At one point, the young boy rushed into the house to show us an acorn he had found beneath an oak tree, so proud of his find, more valuable to him than a hundred dollar bill. Showing us the acorn, eyes sparkling with delight, he asked if he could keep it. Laughing, I answered he could have as many as he wanted. His eyes grew round as saucers, not believing his good fortune, repeating what I said, but in question form. When I assured him he could have more than one, he rushed out the door to fill both his hands with acorns, jumping up and down with joy. And I pondered how many times I expressed annoyance when one of them hit the blade of my mower.

As we took a short walk to a nearby church, the children found more to celebrate outside the walls than inside, the little girl hopping with glee when a grasshopper appeared in the grass in front of her feet, asking her mother if she could bring the grasshopper home with her, wanting it for a pet. As the grasshopper jumped away each time she bent low towards it, she giggled, amused by her new playmate.

And when my dog, not used to having young children in the house, wouldn’t play with her, she looked puzzled as much as sad, finding it impossible to believe that a dog wouldn’t want to bounce around the yard in the same way that she did, perplexed how a puppy wouldn’t want to have as much fun as she was having.

It was an afternoon of lessons taught to me by two small children who didn’t even know that they were teaching the adults something very important, something we had forgotten how to do, how to play in the paradise that God had created for us. And I understood at that moment why the Book of Genesis says that God walked every afternoon in the garden with the man and the woman that he had created. It made perfect sense. Unsullied and unspoiled, these new creatures were like children, and he delighted in their delight as they strolled down the paths of the garden, smitten by snapdragons and sparrows and long-legged spiders. And, without a doubt, God found it very good.

In telling the story of the unexpected appearance of the frog on her front step, Jolanda Pierce says that her lovely neighbor accompanied her and her daughter back to their house where he gently caught the frog in his hands and returned it to the great outdoors. It was all done in five-minutes’ time. But, as Yolanda also said, it was enough time for her daughter and the daughter of the neighbor to name the frog and to decide it was their friend.

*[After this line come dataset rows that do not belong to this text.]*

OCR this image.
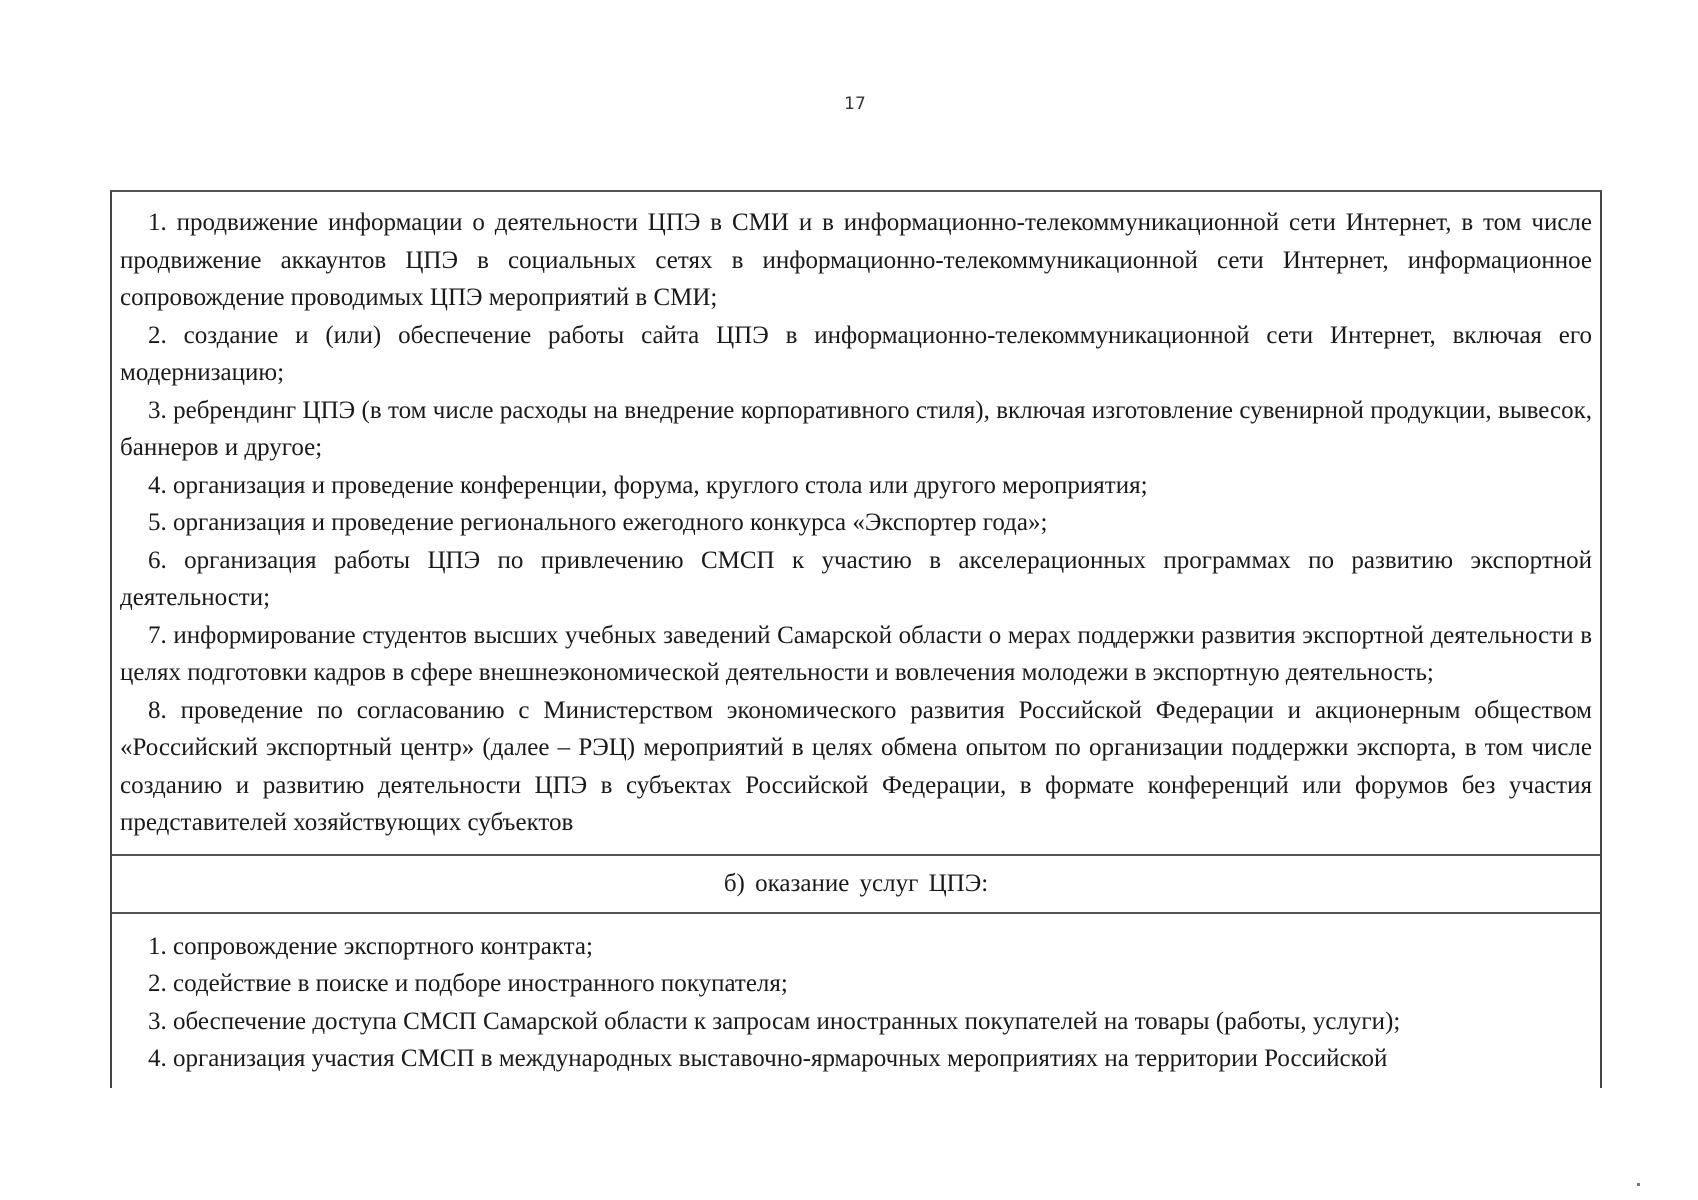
17

1. продвижение информации о деятельности ЦПЭ в СМИ и в информационно-телекоммуникационной сети Интернет, в том числе продвижение аккаунтов ЦПЭ в социальных сетях в информационно-телекоммуникационной сети Интернет, информационное сопровождение проводимых ЦПЭ мероприятий в СМИ;

2. создание и (или) обеспечение работы сайта ЦПЭ в информационно-телекоммуникационной сети Интернет, включая его модернизацию;

3. ребрендинг ЦПЭ (в том числе расходы на внедрение корпоративного стиля), включая изготовление сувенирной продукции, вывесок, баннеров и другое;

4. организация и проведение конференции, форума, круглого стола или другого мероприятия;

5. организация и проведение регионального ежегодного конкурса «Экспортер года»;

6. организация работы ЦПЭ по привлечению СМСП к участию в акселерационных программах по развитию экспортной деятельности;

7. информирование студентов высших учебных заведений Самарской области о мерах поддержки развития экспортной деятельности в целях подготовки кадров в сфере внешнеэкономической деятельности и вовлечения молодежи в экспортную деятельность;

8. проведение по согласованию с Министерством экономического развития Российской Федерации и акционерным обществом «Российский экспортный центр» (далее – РЭЦ) мероприятий в целях обмена опытом по организации поддержки экспорта, в том числе созданию и развитию деятельности ЦПЭ в субъектах Российской Федерации, в формате конференций или форумов без участия представителей хозяйствующих субъектов

б) оказание услуг ЦПЭ:

1. сопровождение экспортного контракта;

2. содействие в поиске и подборе иностранного покупателя;

3. обеспечение доступа СМСП Самарской области к запросам иностранных покупателей на товары (работы, услуги);

4. организация участия СМСП в международных выставочно-ярмарочных мероприятиях на территории Российской
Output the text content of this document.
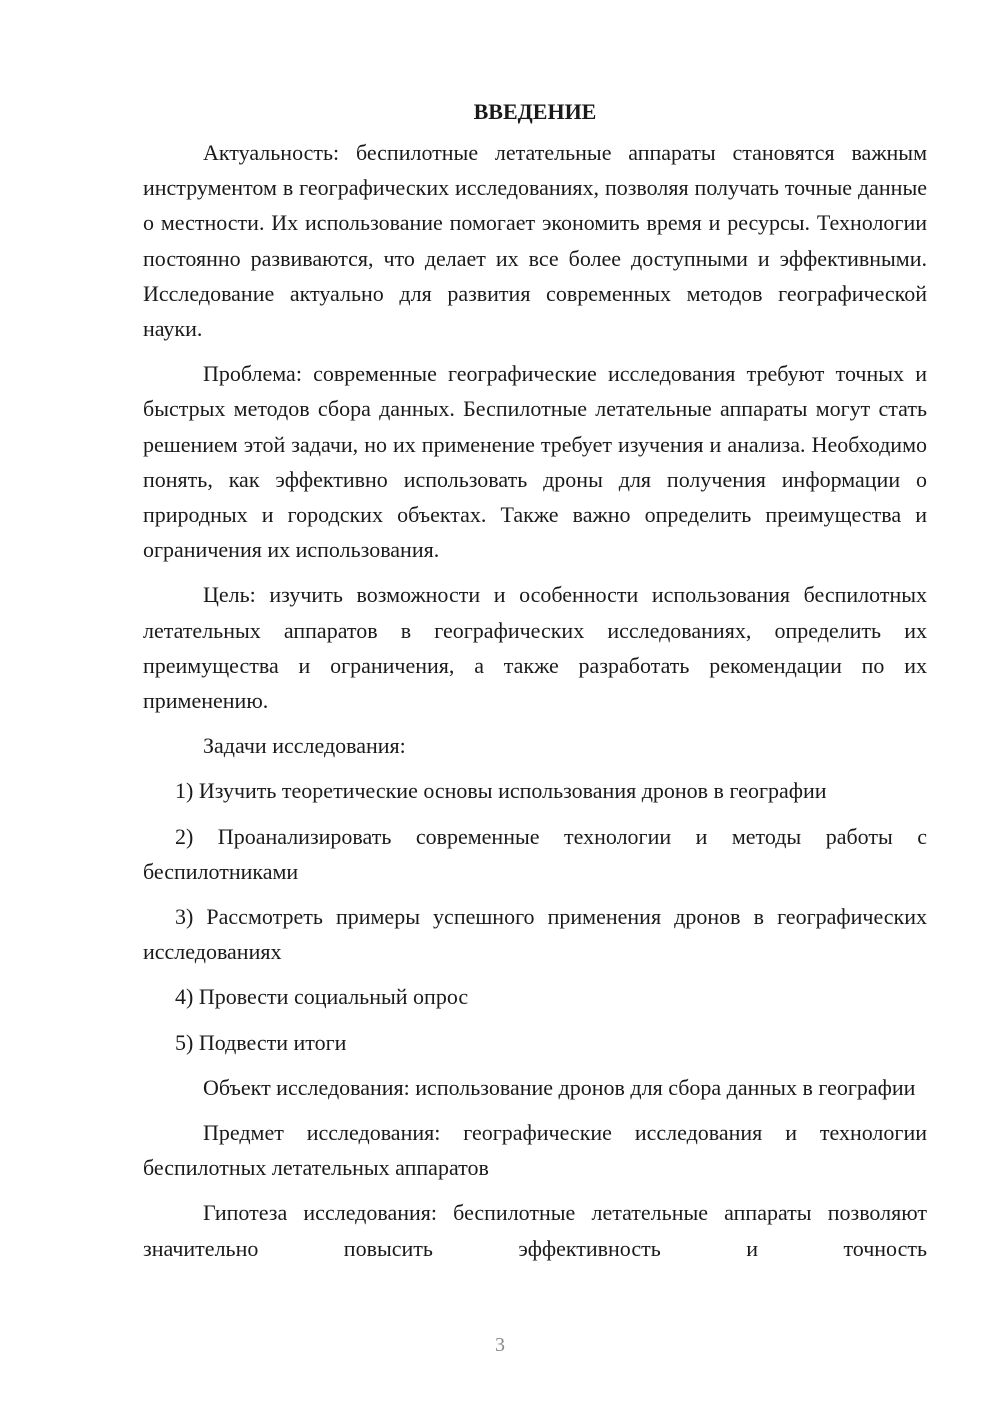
ВВЕДЕНИЕ

Актуальность: беспилотные летательные аппараты становятся важным инструментом в географических исследованиях, позволяя получать точные данные о местности. Их использование помогает экономить время и ресурсы. Технологии постоянно развиваются, что делает их все более доступными и эффективными. Исследование актуально для развития современных методов географической науки.

Проблема: современные географические исследования требуют точных и быстрых методов сбора данных. Беспилотные летательные аппараты могут стать решением этой задачи, но их применение требует изучения и анализа. Необходимо понять, как эффективно использовать дроны для получения информации о природных и городских объектах. Также важно определить преимущества и ограничения их использования.

Цель: изучить возможности и особенности использования беспилотных летательных аппаратов в географических исследованиях, определить их преимущества и ограничения, а также разработать рекомендации по их применению.

Задачи исследования:

1) Изучить теоретические основы использования дронов в географии

2) Проанализировать современные технологии и методы работы с беспилотниками

3) Рассмотреть примеры успешного применения дронов в географических исследованиях

4) Провести социальный опрос

5) Подвести итоги

Объект исследования: использование дронов для сбора данных в географии

Предмет исследования: географические исследования и технологии беспилотных летательных аппаратов

Гипотеза исследования: беспилотные летательные аппараты позволяют значительно повысить эффективность и точность

3
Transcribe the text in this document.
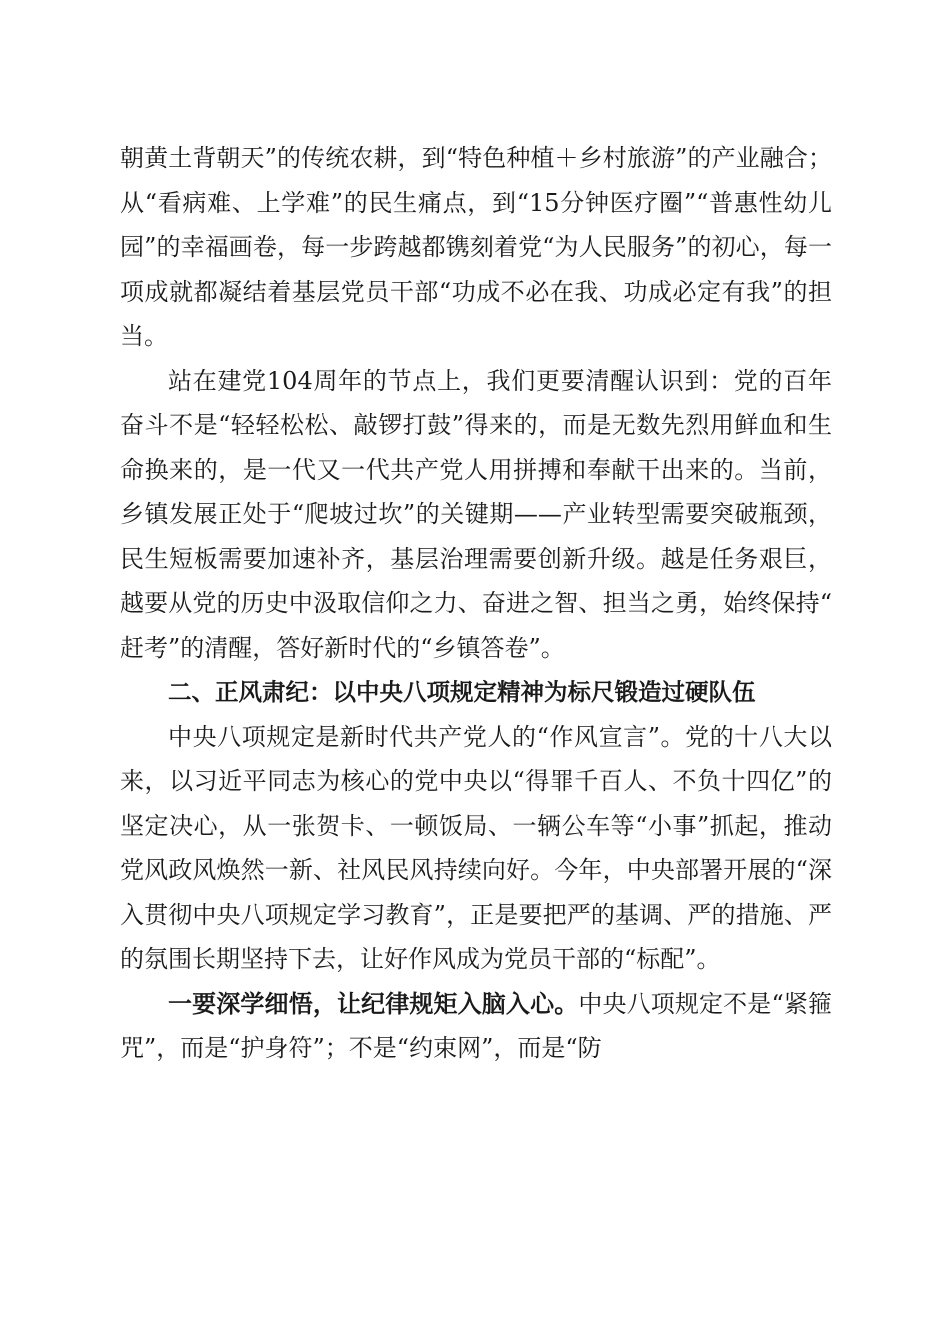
朝黄土背朝天”的传统农耕，到“特色种植＋乡村旅游”的产业融合；从“看病难、上学难”的民生痛点，到“15分钟医疗圈”“普惠性幼儿园”的幸福画卷，每一步跨越都镌刻着党“为人民服务”的初心，每一项成就都凝结着基层党员干部“功成不必在我、功成必定有我”的担当。

站在建党104周年的节点上，我们更要清醒认识到：党的百年奋斗不是“轻轻松松、敲锣打鼓”得来的，而是无数先烈用鲜血和生命换来的，是一代又一代共产党人用拼搏和奉献干出来的。当前，乡镇发展正处于“爬坡过坎”的关键期——产业转型需要突破瓶颈，民生短板需要加速补齐，基层治理需要创新升级。越是任务艰巨，越要从党的历史中汲取信仰之力、奋进之智、担当之勇，始终保持“赶考”的清醒，答好新时代的“乡镇答卷”。

二、正风肃纪：以中央八项规定精神为标尺锻造过硬队伍

中央八项规定是新时代共产党人的“作风宣言”。党的十八大以来，以习近平同志为核心的党中央以“得罪千百人、不负十四亿”的坚定决心，从一张贺卡、一顿饭局、一辆公车等“小事”抓起，推动党风政风焕然一新、社风民风持续向好。今年，中央部署开展的“深入贯彻中央八项规定学习教育”，正是要把严的基调、严的措施、严的氛围长期坚持下去，让好作风成为党员干部的“标配”。

一要深学细悟，让纪律规矩入脑入心。中央八项规定不是“紧箍咒”，而是“护身符”；不是“约束网”，而是“防
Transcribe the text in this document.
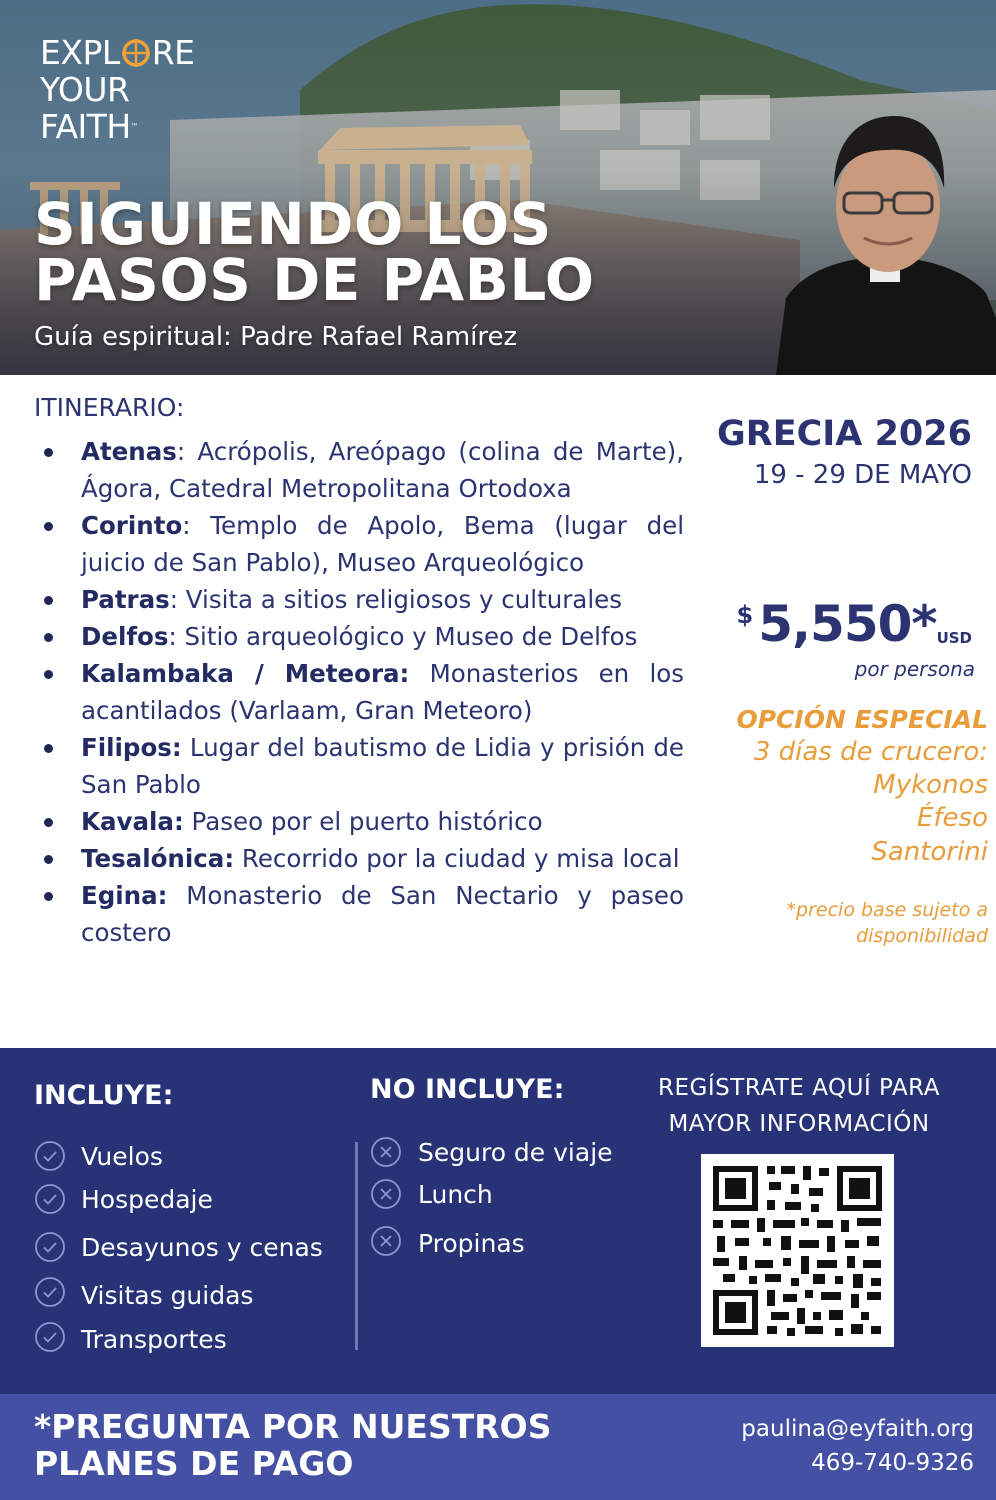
EXPL RE
YOUR
FAITH™
SIGUIENDO LOS
PASOS DE PABLO
Guía espiritual: Padre Rafael Ramírez
ITINERARIO:
Atenas: Acrópolis, Areópago (colina de Marte), Ágora, Catedral Metropolitana Ortodoxa
Corinto: Templo de Apolo, Bema (lugar del juicio de San Pablo), Museo Arqueológico
Patras: Visita a sitios religiosos y culturales
Delfos: Sitio arqueológico y Museo de Delfos
Kalambaka / Meteora: Monasterios en los acantilados (Varlaam, Gran Meteoro)
Filipos: Lugar del bautismo de Lidia y prisión de San Pablo
Kavala: Paseo por el puerto histórico
Tesalónica: Recorrido por la ciudad y misa local
Egina: Monasterio de San Nectario y paseo costero
GRECIA 2026
19 - 29 DE MAYO
$ 5,550*USD
por persona
OPCIÓN ESPECIAL
3 días de crucero:
Mykonos
Éfeso
Santorini
*precio base sujeto a
disponibilidad
INCLUYE:
Vuelos
Hospedaje
Desayunos y cenas
Visitas guidas
Transportes
NO INCLUYE:
Seguro de viaje
Lunch
Propinas
REGÍSTRATE AQUÍ PARA
MAYOR INFORMACIÓN
*PREGUNTA POR NUESTROS
PLANES DE PAGO
paulina@eyfaith.org
469-740-9326
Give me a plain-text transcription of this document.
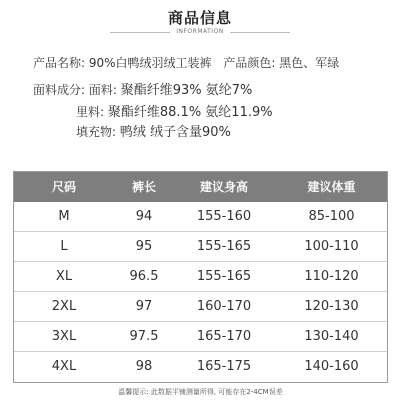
商品信息
INFORMATION
产品名称: 90%白鸭绒羽绒工装裤 产品颜色: 黑色、军绿
面料成分: 面料: 聚酯纤维93% 氨纶7%
里料: 聚酯纤维88.1% 氨纶11.9%
填充物: 鸭绒 绒子含量90%
尺码	裤长	建议身高	建议体重
M	94	155-160	85-100
L	95	155-165	100-110
XL	96.5	155-165	110-120
2XL	97	160-170	120-130
3XL	97.5	165-170	130-140
4XL	98	165-175	140-160
温馨提示: 此数据平铺测量所得, 可能存在2-4CM误差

So, for weeks afterward, the two little girls would check the garden carefully to check for any signs of their newfound friend or, for that matter, any other small creature that might grace their day by its sudden appearance before them as they played in the garden, loving it exactly as God hoped they would. They understood, better than most, that the world was “charged with the grandeur of God,” as the poet once said, a man who apparently had kept his eyes and ears open as only children can do.

The evangelist ends his story with a beautiful image, telling us that “Jesus took the children into his arms and  blessed them by placing his hands on them.” At first glance, the story almost appears inconsequential, requiring only three verses to tell it. And yet, truth be told, it may be one of the most important stories in the whole of the gospels, reminding us that if we ever want to find our way back to the garden, we might want to start looking at our world in a wholly different way.